IV. Fire Weather Events

        a. Weather conditions that favor rapid wildfire spread vary significantly from region to region. One of the research projects I did while in college was with the Storm Prediction Center's fire weather operations. We were trying to determine when conditions were favorable for rapid wildfire spread in the Southeast. As an example, one value that's often used to predict fire weather is relative humidity. In the Desert Southwest, usually relative humidity of 10% or lower is favorable for rapidly spreading fires. Some wildfires in the Southeast occurred when the relative humidity was as high as 70%, meaning these fires were occurring despite a significant amount of moisture being present in the air.

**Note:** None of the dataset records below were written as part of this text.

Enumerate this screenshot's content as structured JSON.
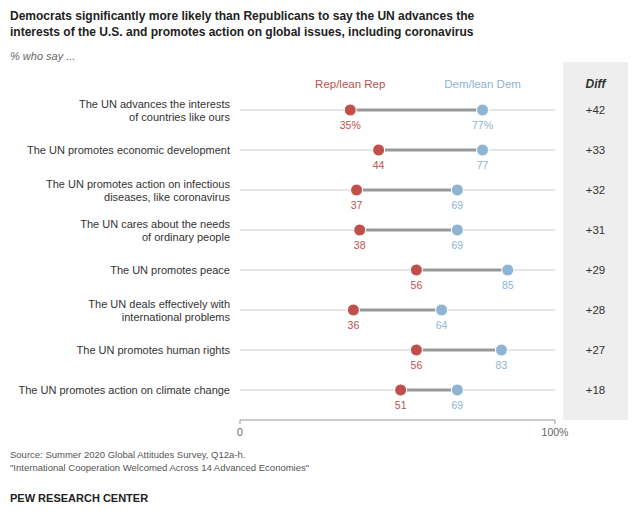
{
  "chart_data": {
    "type": "dumbbell",
    "title": "Democrats significantly more likely than Republicans to say the UN advances the\ninterests of the U.S. and promotes action on global issues, including coronavirus",
    "subtitle": "% who say ...",
    "categories": [
      "The UN advances the interests\nof countries like ours",
      "The UN promotes economic development",
      "The UN promotes action on infectious\ndiseases, like coronavirus",
      "The UN cares about the needs\nof ordinary people",
      "The UN promotes peace",
      "The UN deals effectively with\ninternational problems",
      "The UN promotes human rights",
      "The UN promotes action on climate change"
    ],
    "series": [
      {
        "name": "Rep/lean Rep",
        "color": "#c0504d",
        "values": [
          35,
          44,
          37,
          38,
          56,
          36,
          56,
          51
        ],
        "value_labels": [
          "35%",
          "44",
          "37",
          "38",
          "56",
          "36",
          "56",
          "51"
        ]
      },
      {
        "name": "Dem/lean Dem",
        "color": "#8eb4d4",
        "values": [
          77,
          77,
          69,
          69,
          85,
          64,
          83,
          69
        ],
        "value_labels": [
          "77%",
          "77",
          "69",
          "69",
          "85",
          "64",
          "83",
          "69"
        ]
      }
    ],
    "diff_title": "Diff",
    "diff_labels": [
      "+42",
      "+33",
      "+32",
      "+31",
      "+29",
      "+28",
      "+27",
      "+18"
    ],
    "xlim": [
      0,
      100
    ],
    "xticks": [
      0,
      {
        "value": 100,
        "label": "100%"
      }
    ],
    "data_labels": true,
    "source": "Source: Summer 2020 Global Attitudes Survey, Q12a-h.\n\"International Cooperation Welcomed Across 14 Advanced Economies\"",
    "credit": "PEW RESEARCH CENTER"
  }
}
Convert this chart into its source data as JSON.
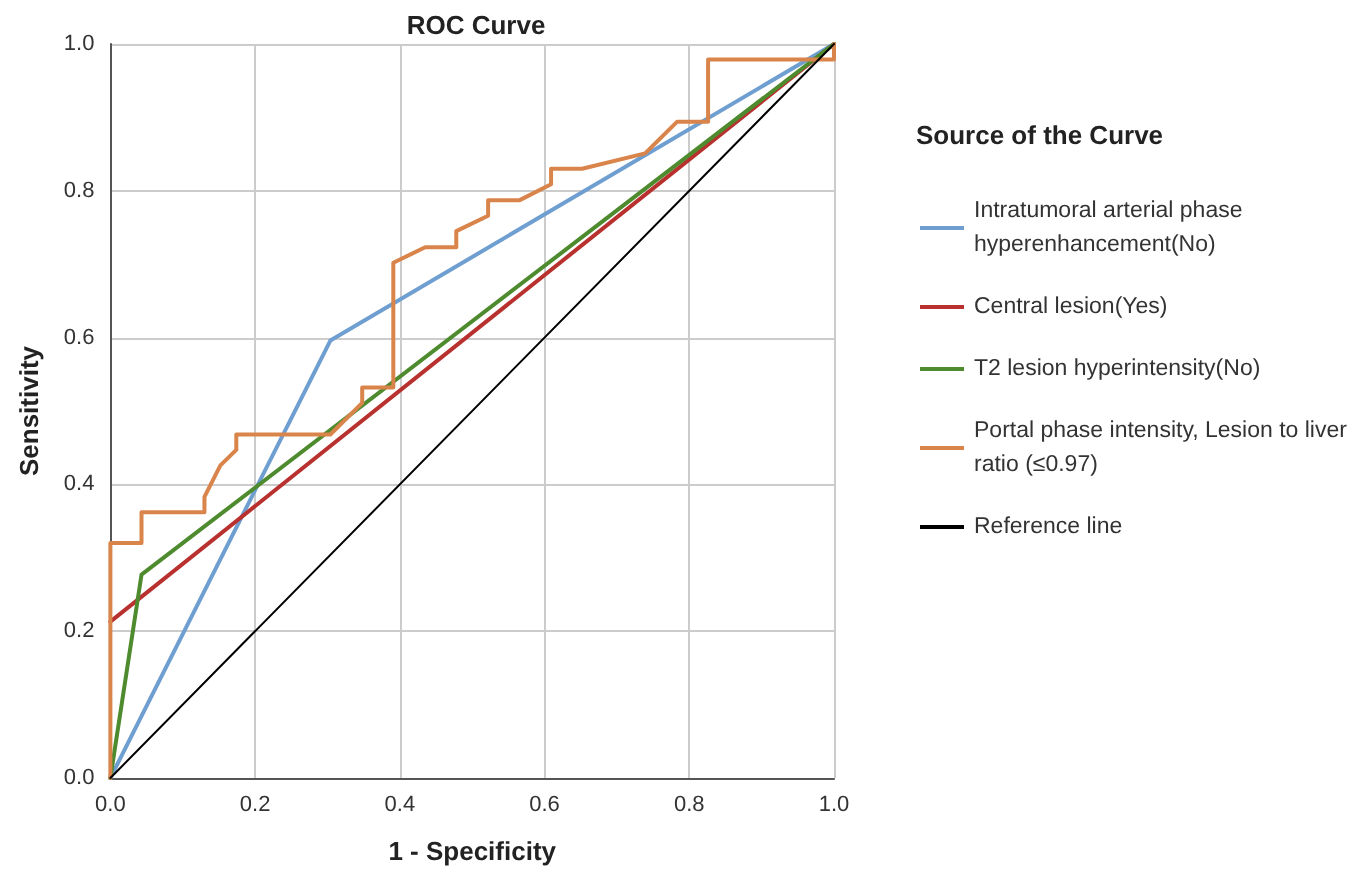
{
  "chart_data": {
    "type": "line",
    "title": "ROC Curve",
    "xlabel": "1 - Specificity",
    "ylabel": "Sensitivity",
    "legend_title": "Source of the Curve",
    "legend": "right",
    "grid": true,
    "marker": "none",
    "line_style": "solid",
    "xlim": [
      0,
      1
    ],
    "ylim": [
      0,
      1
    ],
    "xticks": [
      {
        "value": 0,
        "label": "0.0"
      },
      {
        "value": 0.2,
        "label": "0.2"
      },
      {
        "value": 0.4,
        "label": "0.4"
      },
      {
        "value": 0.6,
        "label": "0.6"
      },
      {
        "value": 0.8,
        "label": "0.8"
      },
      {
        "value": 1,
        "label": "1.0"
      }
    ],
    "yticks": [
      {
        "value": 0,
        "label": "0.0"
      },
      {
        "value": 0.2,
        "label": "0.2"
      },
      {
        "value": 0.4,
        "label": "0.4"
      },
      {
        "value": 0.6,
        "label": "0.6"
      },
      {
        "value": 0.8,
        "label": "0.8"
      },
      {
        "value": 1,
        "label": "1.0"
      }
    ],
    "series": [
      {
        "name": "Intratumoral arterial phase hyperenhancement(No)",
        "color": "#6f9fd0",
        "x": [
          0,
          0.304,
          1
        ],
        "values": [
          0,
          0.596,
          1
        ]
      },
      {
        "name": "Central lesion(Yes)",
        "color": "#b8312f",
        "x": [
          0,
          1
        ],
        "values": [
          0.213,
          1
        ]
      },
      {
        "name": "T2 lesion hyperintensity(No)",
        "color": "#4e8a2e",
        "x": [
          0,
          0.043,
          1
        ],
        "values": [
          0,
          0.277,
          1
        ]
      },
      {
        "name": "Portal phase intensity, Lesion to liver ratio (≤0.97)",
        "color": "#d9844a",
        "x": [
          0,
          0,
          0.043,
          0.043,
          0.13,
          0.13,
          0.152,
          0.174,
          0.174,
          0.304,
          0.348,
          0.348,
          0.391,
          0.391,
          0.435,
          0.478,
          0.478,
          0.522,
          0.522,
          0.565,
          0.609,
          0.609,
          0.652,
          0.739,
          0.783,
          0.826,
          0.826,
          1,
          1
        ],
        "values": [
          0,
          0.32,
          0.32,
          0.362,
          0.362,
          0.383,
          0.426,
          0.447,
          0.468,
          0.468,
          0.511,
          0.532,
          0.532,
          0.702,
          0.723,
          0.723,
          0.745,
          0.766,
          0.787,
          0.787,
          0.809,
          0.83,
          0.83,
          0.851,
          0.894,
          0.894,
          0.979,
          0.979,
          1
        ]
      },
      {
        "name": "Reference line",
        "color": "#000000",
        "x": [
          0,
          1
        ],
        "values": [
          0,
          1
        ]
      }
    ]
  }
}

        b. Health and type of vegetation is a crucial component. Just like with forecasting flash flooding, the conditions of regional vegetation as well as its behavior are important for diagnosing when rapid wildfire spread is favored. If the vegetation is dead and dried out, it will burn more readily than vegetation that is still alive and receiving healthy amounts of water. Another factor about vegetation that is just as important is how it behaves when subjected to heavy rain. "Fuel loading" is the term that describes plants and trees growing when there is plentiful rainfall. Subsequent drying means all of this vegetation can now be fuel for a potential wildfire. If the wet season is not wet, plant growth is stunted, and there will be less fuel for wildfires when conditions dry out. Knowing how regional plants behave when subjected to certain stresses (including heavy rain events, drought, extreme heat, and extreme cold) is important when determining what the wildfire threat will be ahead of time.

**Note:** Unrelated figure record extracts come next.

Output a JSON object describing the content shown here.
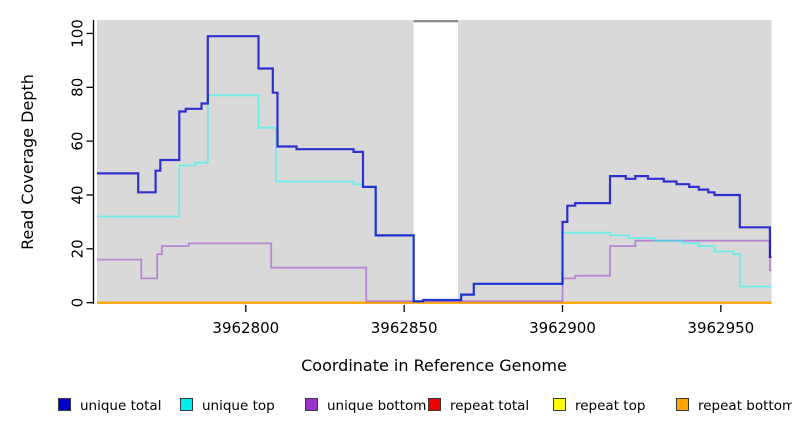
{
  "chart_data": {
    "type": "line",
    "subtype": "step",
    "title": "",
    "xlabel": "Coordinate in Reference Genome",
    "ylabel": "Read Coverage Depth",
    "xlim": [
      3962753,
      3962966
    ],
    "ylim": [
      -0.5,
      105
    ],
    "x_ticks": [
      "3962800",
      "3962850",
      "3962900",
      "3962950"
    ],
    "x_tick_values": [
      3962800,
      3962850,
      3962900,
      3962950
    ],
    "y_ticks": [
      "0",
      "20",
      "40",
      "60",
      "80",
      "100"
    ],
    "y_tick_values": [
      0,
      20,
      40,
      60,
      80,
      100
    ],
    "grid": false,
    "legend_position": "bottom",
    "plot_bg": "#d9d9d9",
    "axis_color": "#000000",
    "gap_region": {
      "start": 3962853,
      "end": 3962867,
      "fill": "#ffffff",
      "cap_color": "#8c8c8c"
    },
    "series": [
      {
        "name": "repeat total",
        "color": "#cc0000",
        "alpha": 0.9,
        "width": 1.8,
        "points": [
          [
            3962753,
            0
          ],
          [
            3962966,
            0
          ]
        ]
      },
      {
        "name": "repeat top",
        "color": "#ffff00",
        "alpha": 0.9,
        "width": 1.8,
        "points": [
          [
            3962753,
            0
          ],
          [
            3962966,
            0
          ]
        ]
      },
      {
        "name": "repeat bottom",
        "color": "#ffa500",
        "alpha": 0.95,
        "width": 2,
        "points": [
          [
            3962753,
            0
          ],
          [
            3962966,
            0
          ]
        ]
      },
      {
        "name": "unique bottom",
        "color": "#9932cc",
        "alpha": 0.5,
        "width": 1.8,
        "points": [
          [
            3962753,
            16
          ],
          [
            3962767,
            9
          ],
          [
            3962772,
            18
          ],
          [
            3962773.5,
            21
          ],
          [
            3962782,
            22
          ],
          [
            3962808,
            13
          ],
          [
            3962838,
            0.5
          ],
          [
            3962900,
            9
          ],
          [
            3962904,
            10
          ],
          [
            3962915,
            21
          ],
          [
            3962923,
            23
          ],
          [
            3962965.5,
            12
          ],
          [
            3962966,
            12
          ]
        ]
      },
      {
        "name": "unique top",
        "color": "#00ffff",
        "alpha": 0.5,
        "width": 1.8,
        "points": [
          [
            3962753,
            32
          ],
          [
            3962779,
            51
          ],
          [
            3962784,
            52
          ],
          [
            3962788,
            77
          ],
          [
            3962804,
            65
          ],
          [
            3962809.5,
            45
          ],
          [
            3962834,
            44
          ],
          [
            3962837,
            43
          ],
          [
            3962841,
            25
          ],
          [
            3962853,
            0.5
          ],
          [
            3962856,
            1
          ],
          [
            3962868,
            3
          ],
          [
            3962872,
            7
          ],
          [
            3962900,
            26
          ],
          [
            3962915,
            25
          ],
          [
            3962921,
            24
          ],
          [
            3962929,
            23
          ],
          [
            3962938,
            22
          ],
          [
            3962943,
            21
          ],
          [
            3962948,
            19
          ],
          [
            3962954,
            18
          ],
          [
            3962956,
            6
          ],
          [
            3962966,
            6
          ]
        ]
      },
      {
        "name": "unique total",
        "color": "#0000cd",
        "alpha": 0.78,
        "width": 2.2,
        "points": [
          [
            3962753,
            48
          ],
          [
            3962766,
            41
          ],
          [
            3962771.5,
            49
          ],
          [
            3962773,
            53
          ],
          [
            3962779,
            71
          ],
          [
            3962781,
            72
          ],
          [
            3962786,
            74
          ],
          [
            3962788,
            99
          ],
          [
            3962804,
            87
          ],
          [
            3962808.5,
            78
          ],
          [
            3962810,
            58
          ],
          [
            3962816,
            57
          ],
          [
            3962834,
            56
          ],
          [
            3962837,
            43
          ],
          [
            3962841,
            25
          ],
          [
            3962853,
            0.5
          ],
          [
            3962856,
            1
          ],
          [
            3962868,
            3
          ],
          [
            3962872,
            7
          ],
          [
            3962900,
            30
          ],
          [
            3962901.5,
            36
          ],
          [
            3962904,
            37
          ],
          [
            3962915,
            47
          ],
          [
            3962920,
            46
          ],
          [
            3962923,
            47
          ],
          [
            3962927,
            46
          ],
          [
            3962932,
            45
          ],
          [
            3962936,
            44
          ],
          [
            3962940,
            43
          ],
          [
            3962943,
            42
          ],
          [
            3962946,
            41
          ],
          [
            3962948,
            40
          ],
          [
            3962956,
            28
          ],
          [
            3962965.5,
            17
          ],
          [
            3962966,
            17
          ]
        ]
      }
    ],
    "legend": [
      {
        "label": "unique total",
        "color": "#0000cd"
      },
      {
        "label": "unique top",
        "color": "#00eeee"
      },
      {
        "label": "unique bottom",
        "color": "#9932cc"
      },
      {
        "label": "repeat total",
        "color": "#ee0000"
      },
      {
        "label": "repeat top",
        "color": "#ffff00"
      },
      {
        "label": "repeat bottom",
        "color": "#ffa500"
      }
    ]
  }
}
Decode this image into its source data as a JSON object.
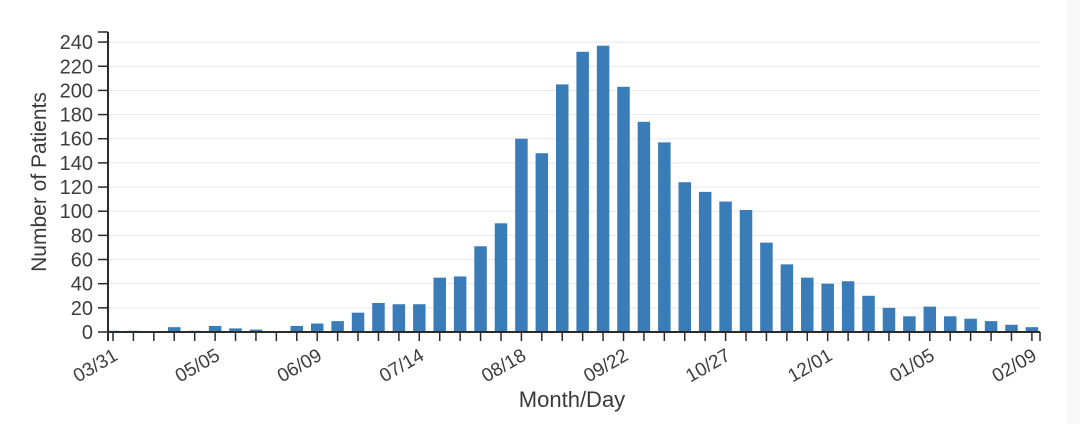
{
  "chart_data": {
    "type": "bar",
    "title": "",
    "xlabel": "Month/Day",
    "ylabel": "Number of Patients",
    "legend": "none",
    "grid": "horizontal",
    "ylim": [
      0,
      248
    ],
    "y_ticks": [
      0,
      20,
      40,
      60,
      80,
      100,
      120,
      140,
      160,
      180,
      200,
      220,
      240
    ],
    "x_label_every": 5,
    "x_tick_labels_visible": [
      "03/31",
      "05/05",
      "06/09",
      "07/14",
      "08/18",
      "09/22",
      "10/27",
      "12/01",
      "01/05",
      "02/09"
    ],
    "categories": [
      "03/31",
      "04/07",
      "04/14",
      "04/21",
      "04/28",
      "05/05",
      "05/12",
      "05/19",
      "05/26",
      "06/02",
      "06/09",
      "06/16",
      "06/23",
      "06/30",
      "07/07",
      "07/14",
      "07/21",
      "07/28",
      "08/04",
      "08/11",
      "08/18",
      "08/25",
      "09/01",
      "09/08",
      "09/15",
      "09/22",
      "09/29",
      "10/06",
      "10/13",
      "10/20",
      "10/27",
      "11/03",
      "11/10",
      "11/17",
      "11/24",
      "12/01",
      "12/08",
      "12/15",
      "12/22",
      "12/29",
      "01/05",
      "01/12",
      "01/19",
      "01/26",
      "02/02",
      "02/09"
    ],
    "values": [
      1,
      1,
      0,
      4,
      1,
      5,
      3,
      2,
      0,
      5,
      7,
      9,
      16,
      24,
      23,
      23,
      45,
      46,
      71,
      90,
      160,
      148,
      205,
      232,
      237,
      203,
      174,
      157,
      124,
      116,
      108,
      101,
      74,
      56,
      45,
      40,
      42,
      30,
      20,
      13,
      21,
      13,
      11,
      9,
      6,
      4
    ],
    "colors": {
      "bar": "#3a7cb8",
      "grid": "#e8e8e8",
      "axis": "#2b2b2b",
      "text": "#3d3d3d"
    }
  }
}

        c. Verifying "critical fire weather criteria" requires that fires occur. Suppose you're expecting sustained winds of 50 mph, relative humidities of around 5%, and very dry fuels. This would be a setup that would favor extremely rapid wildfire spread, if a fire were to occur. What if nothing lights a spark and no fires form? Was the forecast inaccurate? Technically, no. Usually, a forecast for "critical weather criteria" is verified by determining if the criteria were met; not if any wildfires actually occurred. That said, this does raise a hard-to-answer question if no fires occur: Were those conditions really favorable for rapid wildfire spread? Without a fire occurring, there is no way to know for sure.

Part Four: Conclusions

A forecast philosophy I've preached to many of my students goes as follows: "Forecasting the weather is not about trying to get things right; it's about trying to minimize how wrong you are." There is no such thing as a perfect forecast. Some are more accurate than others, but even the most accurate forecasts have their flaws. It's up to the forecaster to use their meteorological background and the tools at hand to come up with a "best forecast" or a "forecast that gets as few things wrong as possible".

I suppose it's somewhat of a minor miracle that meteorologists are able to get anything right. After all, none of the data they have is perfect, so they're basically destined to get things wrong before they even get a chance to look at the data.

Fortunately, the accuracy of weather forecasts has increased significantly through the years. As we unlock more effective modeling techniques and more powerful computers, the accuracy should continue to improve. If you're a member of the general public reading this, hopefully you have a better idea on why forecasting the weather is so challenging, and I hope you'll be more understanding when a forecast goes wrong.